- August 4, 2025
Loading
As Sarasota County school district officials cite difficulties like rising class sizes and less state and federal funding, they are working to balance those realities to deliver a top-notch learning experience as the budget cycle approaches for the 2025 to 2026 school year.
Bonnie Penner, chief financial officer of Sarasota County Schools, said when prioritization is necessary, the focus is always on the essentials of students' education.
“Always, always, first and foremost is the classroom, making sure that at a minimum, we're meeting class size,” Penner said.
During a June 17 school board workshop, Penner said the proposed $748 million budget will include board-approved raises for teachers, as well as additional costs for the new Skye Ranch School.
While noting the district's focus on classrooms, Penner said nonetheless, it is examining which positions it is possible to leave vacant, while still allowing the district to adhere more closely to class-size limits.
In the past, it has tended to keep class sizes below the state limits, which are 18 students in prekindergarten through third grade, 22 students in 4-8, and 25 students in 9-12.
"The cuts to our federal funding and our state funding we cannot fully absorb in the district's budget," said Sarasota School Board Member Liz Barker. "It's just not possible, but we will do everything in our power to protect the sanctity of the classroom."
Barker says the district has the best outcomes when it keeps class sizes as small as possible.
"I've advocated with the superintendent, that I think that particularly our kindergarten classrooms, and I think to some extent, even our first-grade classrooms, we need to be particularly diligent about keeping those sizes small, because kindergartners, they're not just there to learn to read and write, they really need so much help beyond that," she said.
She said most of those classrooms have one teacher, and students may need help with needs like fine motor skills, tying their shoes, zipping their coat, or using the restroom.
"Where we may have worked really hard to keep our class sizes closer to 17 or 18 in those upper grades, fourth grade through eighth grade, we may have to bump those sizes up to be closer to the state standard, which is 22, and that will mean that it's a lot more work for teachers, and it will mean less specialized instruction for students," she said.
That can also mean there are no county plans to hire more teachers as class sizes grow.
In June, the district implemented a hiring freeze to control costs.
Penner said the district is also looking at operational efficiencies, enhancing the use of grant resources, restrictions on nonessential travel, and examining contracts, licenses and overtime.
Despite these challenges, Penner noted that the preliminary budget still ends with a fund balance of 9%, higher than the 7.5% requested by the school board’s policy.

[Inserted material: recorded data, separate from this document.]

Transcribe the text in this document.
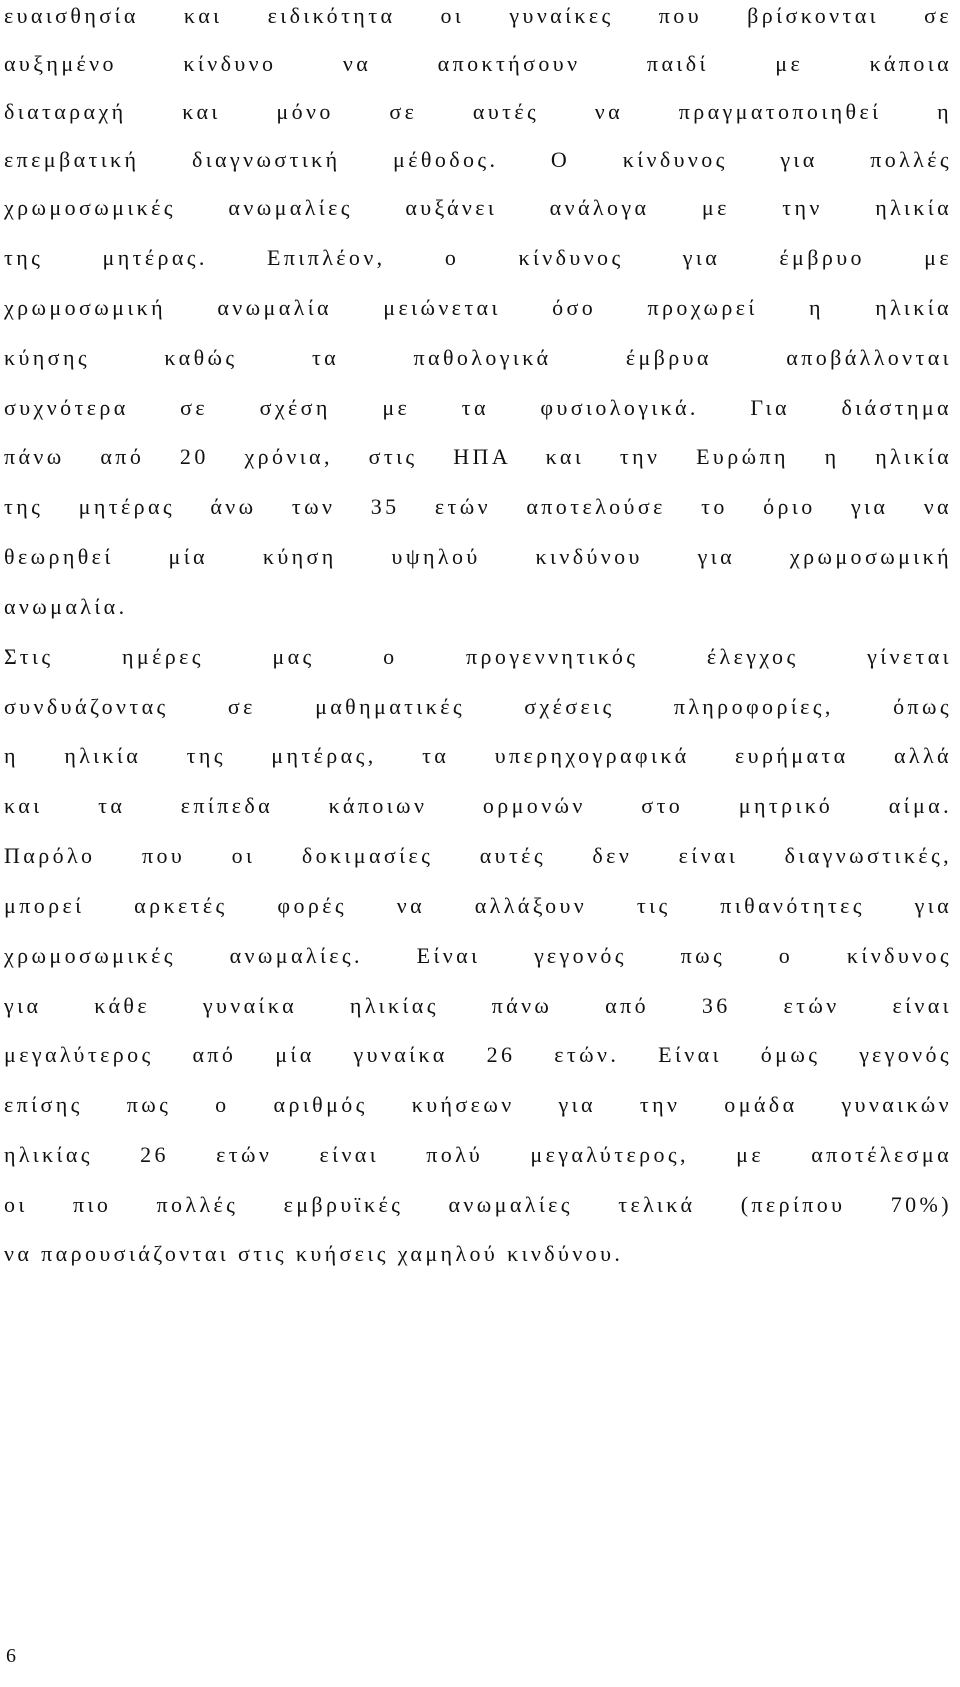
ευαισθησία και ειδικότητα οι γυναίκες που βρίσκονται σε
αυξημένο κίνδυνο να αποκτήσουν παιδί με κάποια
διαταραχή και μόνο σε αυτές να πραγματοποιηθεί η
επεμβατική διαγνωστική μέθοδος. Ο κίνδυνος για πολλές
χρωμοσωμικές ανωμαλίες αυξάνει ανάλογα με την ηλικία
της μητέρας. Επιπλέον, ο κίνδυνος για έμβρυο με
χρωμοσωμική ανωμαλία μειώνεται όσο προχωρεί η ηλικία
κύησης καθώς τα παθολογικά έμβρυα αποβάλλονται
συχνότερα σε σχέση με τα φυσιολογικά. Για διάστημα
πάνω από 20 χρόνια, στις ΗΠΑ και την Ευρώπη η ηλικία
της μητέρας άνω των 35 ετών αποτελούσε το όριο για να
θεωρηθεί μία κύηση υψηλού κινδύνου για χρωμοσωμική
ανωμαλία.
Στις ημέρες μας ο προγεννητικός έλεγχος γίνεται
συνδυάζοντας σε μαθηματικές σχέσεις πληροφορίες, όπως
η ηλικία της μητέρας, τα υπερηχογραφικά ευρήματα αλλά
και τα επίπεδα κάποιων ορμονών στο μητρικό αίμα.
Παρόλο που οι δοκιμασίες αυτές δεν είναι διαγνωστικές,
μπορεί αρκετές φορές να αλλάξουν τις πιθανότητες για
χρωμοσωμικές ανωμαλίες. Είναι γεγονός πως ο κίνδυνος
για κάθε γυναίκα ηλικίας πάνω από 36 ετών είναι
μεγαλύτερος από μία γυναίκα 26 ετών. Είναι όμως γεγονός
επίσης πως ο αριθμός κυήσεων για την ομάδα γυναικών
ηλικίας 26 ετών είναι πολύ μεγαλύτερος, με αποτέλεσμα
οι πιο πολλές εμβρυϊκές ανωμαλίες τελικά (περίπου 70%)
να παρουσιάζονται στις κυήσεις χαμηλού κινδύνου.
6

Another area where Penner has said the budgeting process is closely focused is the Literacy for All program.
The initiative was implemented by Superintendent Terry Connor in 2024, and was designed to individualize the reading instruction provided to students beyond what the former Reading Recovery program had offered, expanding literacy coaching and intervention and bringing them to all of the district's schools.
“It would be very difficult for you to find middle and high schools that have literacy coaches," Deputy Superintendent and Chief Academic Officer Rachael O'Dea told the Observer in 2024. "That's a very different approach, and we're probably one of the few in the state to have that at scale."
The district also will need to manage the costs of the new Skye Ranch School, which opens in August.
The new K-8 facility, located at Clark and Lorraine Road, will begin serving students up to sixth grade, with seventh grade to come in 2026 and eighth grade in 2027.
In 2024, the school board voted unanimously to set a new boundary that will relocate 1,187 students from Ashton Elementary, Lakeview Elementary and Sarasota Middle School to the new school, which contains 1,382 student stations.
Penner told the Observer in June that the current team overseeing the budget, introduced under Connor in 2023, is "very well-resourced."
She says the process of creating the budget involves working closely with other areas of the district.
"I meet with Mr. Connor once a week, meet with my budget team frequently, to see where we're going with that, but also cabinet is very involved," she said.
Penner will speak with schools about what their enrollment historically has been, and will involve the planning department, speaking about new neighborhoods coming in and other factors that may impact enrollment.
“This whole process really has a lot of input from the superintendent and the full cabinet, so they can see, not just here's the strategic plan of where we want to go, but also each step of the way, this is how it's going to impact it,” she said.
Correction: This story has been updated to correct the number of counties in Florida.